Tuesday, January 5, 2016

CMS Creates Prior Authorization Process for DMEPOS Items

Dan Ciolek

On December 30, 2015 the Centers for Medicare & Medicaid Services (CMS) issued a final rule that establishes a prior authorization process for certain high-cost durable medical equipment, prosthetics, orthotics, and supplies (DMEPOS) items that are frequently subject to unnecessary utilization. This includes items with an average purchase fee of $1,000 or greater, or an average rental fee schedule of $100 or greater.

This prior authorization process, which becomes effective February 29, 2016, will help ensure that certain DMEPOS items are provided consistent with Medicare coverage, coding, and payment rules. CMS has had longstanding concerns about the improper payments related to DMEPOS items. The Department of Health and Human Services’ Office of the Inspector General and the U.S. Government Accountability Office have published multiple reports indicating questionable billing practices by suppliers, inappropriate Medicare payments, and questionable utilization of DMEPOS items. CMS believes the final rule will prevent unnecessary utilization while safeguarding beneficiaries’ access to medically necessary care.

AHCA members should pay attention to this policy as it may change when and how clinical and billing staff may need to submit required documentation to physicians, suppliers and Medicare to assure that beneficiaries are able to receive necessary high cost DMEPOS items in a timely manner, and that the documentation supports payment. For example, the Medicare Claims Processing Manual , Chapter 20, Section 100.2.2 indicates that treating therapists can complete Section B of Certificate of Medical Necessity Forms submitted to a supplier by the certifying physician. With the new prior authorization process, treating SNF therapists that currently complete this section for their patients, or provide other clinical documentation to the certifying physician, may be asked to do it sooner in the process.

The final rule does not change coverage policy. However, the prior authorization process will require the information necessary to support Medicare payment to be submitted before the item is furnished to the beneficiary and before the claim is submitted for payment to assure that all relevant coverage, coding, and clinical documentation requirements are met. This helps ensure that beneficiaries are not held responsible for the cost of items that are not eligible for Medicare payment. Access is preserved in this rule by having both specified time frames for review and approval of requests, and an expedited process in cases where delays jeopardize the health of beneficiaries.

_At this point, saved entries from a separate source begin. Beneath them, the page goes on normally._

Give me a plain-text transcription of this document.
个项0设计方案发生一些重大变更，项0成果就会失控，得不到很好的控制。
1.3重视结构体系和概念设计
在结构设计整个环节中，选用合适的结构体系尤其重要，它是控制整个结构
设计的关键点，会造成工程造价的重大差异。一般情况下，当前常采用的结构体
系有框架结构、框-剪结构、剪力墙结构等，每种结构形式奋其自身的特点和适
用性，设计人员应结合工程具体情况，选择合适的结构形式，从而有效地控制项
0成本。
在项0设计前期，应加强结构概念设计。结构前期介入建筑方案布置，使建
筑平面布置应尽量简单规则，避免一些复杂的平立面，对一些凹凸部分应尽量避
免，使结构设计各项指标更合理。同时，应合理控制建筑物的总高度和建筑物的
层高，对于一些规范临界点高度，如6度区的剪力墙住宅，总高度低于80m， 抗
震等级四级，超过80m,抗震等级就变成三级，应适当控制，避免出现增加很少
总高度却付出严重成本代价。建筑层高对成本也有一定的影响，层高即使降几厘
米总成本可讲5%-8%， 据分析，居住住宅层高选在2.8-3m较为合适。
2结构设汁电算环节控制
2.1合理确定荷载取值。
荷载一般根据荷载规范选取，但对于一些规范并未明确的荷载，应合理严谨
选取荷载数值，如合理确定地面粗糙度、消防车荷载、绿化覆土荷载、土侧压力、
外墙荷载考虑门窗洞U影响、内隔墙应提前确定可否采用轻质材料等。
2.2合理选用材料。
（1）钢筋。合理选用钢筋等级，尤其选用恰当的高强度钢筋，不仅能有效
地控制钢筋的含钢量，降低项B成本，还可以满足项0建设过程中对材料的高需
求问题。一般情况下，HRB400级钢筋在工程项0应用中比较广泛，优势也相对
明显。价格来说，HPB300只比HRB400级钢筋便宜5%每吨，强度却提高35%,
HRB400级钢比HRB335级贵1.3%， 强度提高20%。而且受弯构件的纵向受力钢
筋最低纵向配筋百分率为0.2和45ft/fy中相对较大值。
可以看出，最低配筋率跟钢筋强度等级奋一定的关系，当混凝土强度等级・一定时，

Under Section 1834(a)(15) of the Social Security Act, the Secretary has the authority to develop and periodically update a list of DMEPOS items that are frequently billed improperly and to develop a prior authorization process for these items. The final rule implements this authority by creating: 1) a “Master List” of items that meet specific criteria and are potentially subject to prior authorization; 2) a “Required Prior Authorization List,” 3) a subset of items on the Master List; and 4) a prior authorization program for the Required Prior Authorization List items.

Prior authorization will be required for those DMEPOS items on the Required Prior Authorization List. The process requires all relevant documentation to be submitted for review prior to furnishing the item to the beneficiary and submitting the claim for processing. CMS or its contractors will review the prior authorization request and provide a provisional affirmation or non-affirmation decision. A claim submitted with a provisional affirmation decision will be paid so long as all other requirements are met. A claim submitted with a non-affirmation decision or without a decision will be denied. Unlimited resubmissions of prior authorization requests are allowed.

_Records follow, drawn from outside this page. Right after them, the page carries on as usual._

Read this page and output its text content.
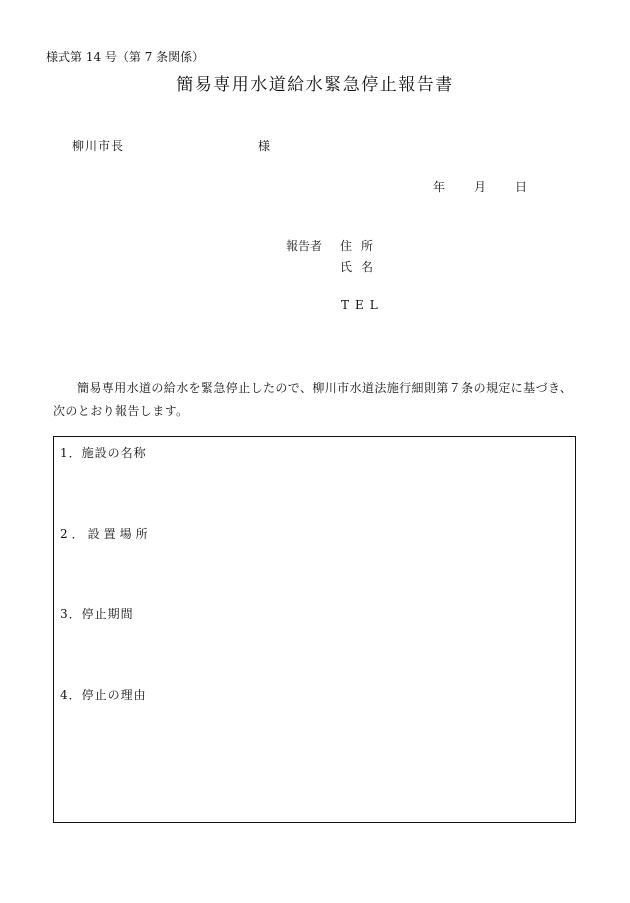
様式第 14 号（第 7 条関係）
簡易専用水道給水緊急停止報告書
柳川市長	様
年 月 日
報告者 住所
氏名
TEL
簡易専用水道の給水を緊急停止したので、柳川市水道法施行細則第７条の規定に基づき、次のとおり報告します。
1．施設の名称
2．設置場所
3．停止期間
4．停止の理由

Medicare or its review contractor will make a reasonable effort to render an initial prior authorization determination within 10 business days and will make a reasonable effort to render a resubmission prior authorization determination within 20 business days. These are maximum time frames and will be adjusted downward for items that require less time for making a determination. An expedited review process will be available to address circumstances where applying the standard time frame for making a prior authorization decision could seriously jeopardize the life or health of the beneficiary. The request for an expedited review must provide rationale supporting the request.

CMS will issue specific prior authorization guidance in subregulatory communications including at the CMS Prior Authorization Initiatives DMEPOS web page.